À l’heure des expérimentations sur le génome humain, d’aucuns se prennent à rêver d’une amélioration de l’espèce par les voies d’un nouvel eugénisme fondé non sur la contrainte d’État mais, au contraire, sur la libre volonté des géniteurs. Philosophe de l’après-guerre allemande, Habermas n’est pas indifférent à ce bouleversement. L’Allemagne est le pays de l’eugénisme nazi et de ses terrifiantes inventions : Lebensborn, centres où des fournées de SS étaient envoyées s’accoupler avec les meilleures représentantes de la race aryenne, et extermination des mal-nés. Mais il ne peut pas non plus se satisfaire d’une condamnation radicale et totale de toute forme de progrès biologique.

Ces anathèmes sont en effet, généralement, de nature religieuse ou métaphysique. Il faut à ce lecteur de Nietzsche et d’Heidegger des raisons plus valables, immanentes à la société, acceptables par tous, quelles que soient ses convictions, car telles sont les exigences du débat public dans les sociétés libérales modernes, marquées par la cohabitation de multiples traditions métaphysiques et religieuses. La question de l’eugénisme est donc pour Habermas l’occasion de s’interroger sur les fondements de l’éthique et de la morale.

À cette fin, il convoque Kant, Rawls et Kierkegaard. Ayant défini la nature et la légitimité de la dignité humaine, il montre pourquoi le nouvel eugénisme menace de la ruiner complètement et de saper les bases mêmes de notre morale.

2. Le nouvel eugénisme

Chacun ressent, à l’évocation des pratiques de l’eugénisme libéral, une sorte de nausée existentielle. Et pourtant, on est loin de l’eugénisme totalitaire. Il ne s’agit plus, de nos jours, d’exterminer les trisomiques ou de forcer la régénération de la race par l’élevage humain. Depuis les années 1940, la génétique a fait de décisifs progrès. Désormais, on peut agir en amont. Après avoir découvert que les caractères génétiques des hommes étaient entièrement contenus dans un certain code, l’ADN, les scientifiques se sont en effet acharnés à en percer les secrets.
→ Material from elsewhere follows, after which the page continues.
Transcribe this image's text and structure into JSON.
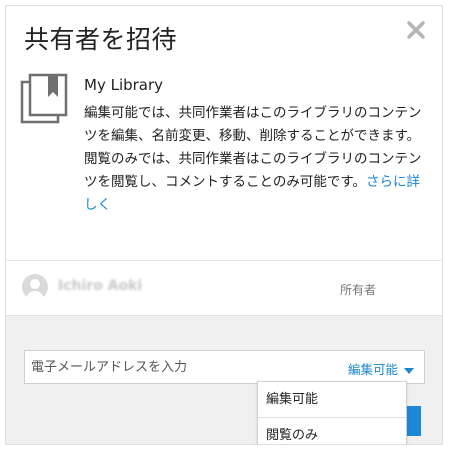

Ainsi, telle séquence de l’ADN serait responsable de la couleur des yeux, telle autre de la longueur de l’intestin, telle des prédispositions aux accoutumances, telle enfin des maladies mentales. Dès lors, tout naturellement, a émergé l’idée que l’on pourrait prévenir l’existence même de maladies, et ceci de deux manières. La première consisterait à refuser l’implantation utérine aux embryons où l’on aurait détecté, lors du diagnostic pré-implantatoire, lesdites maladies ; la deuxième en une rectification de l’ADN. Dans tous les cas, le rôle du médecin resterait neutre. Il ne ferait que dire aux parents l’état de l’ADN, leur proposant telle ou telle solution, naturellement pour le bien de l’enfant à naître.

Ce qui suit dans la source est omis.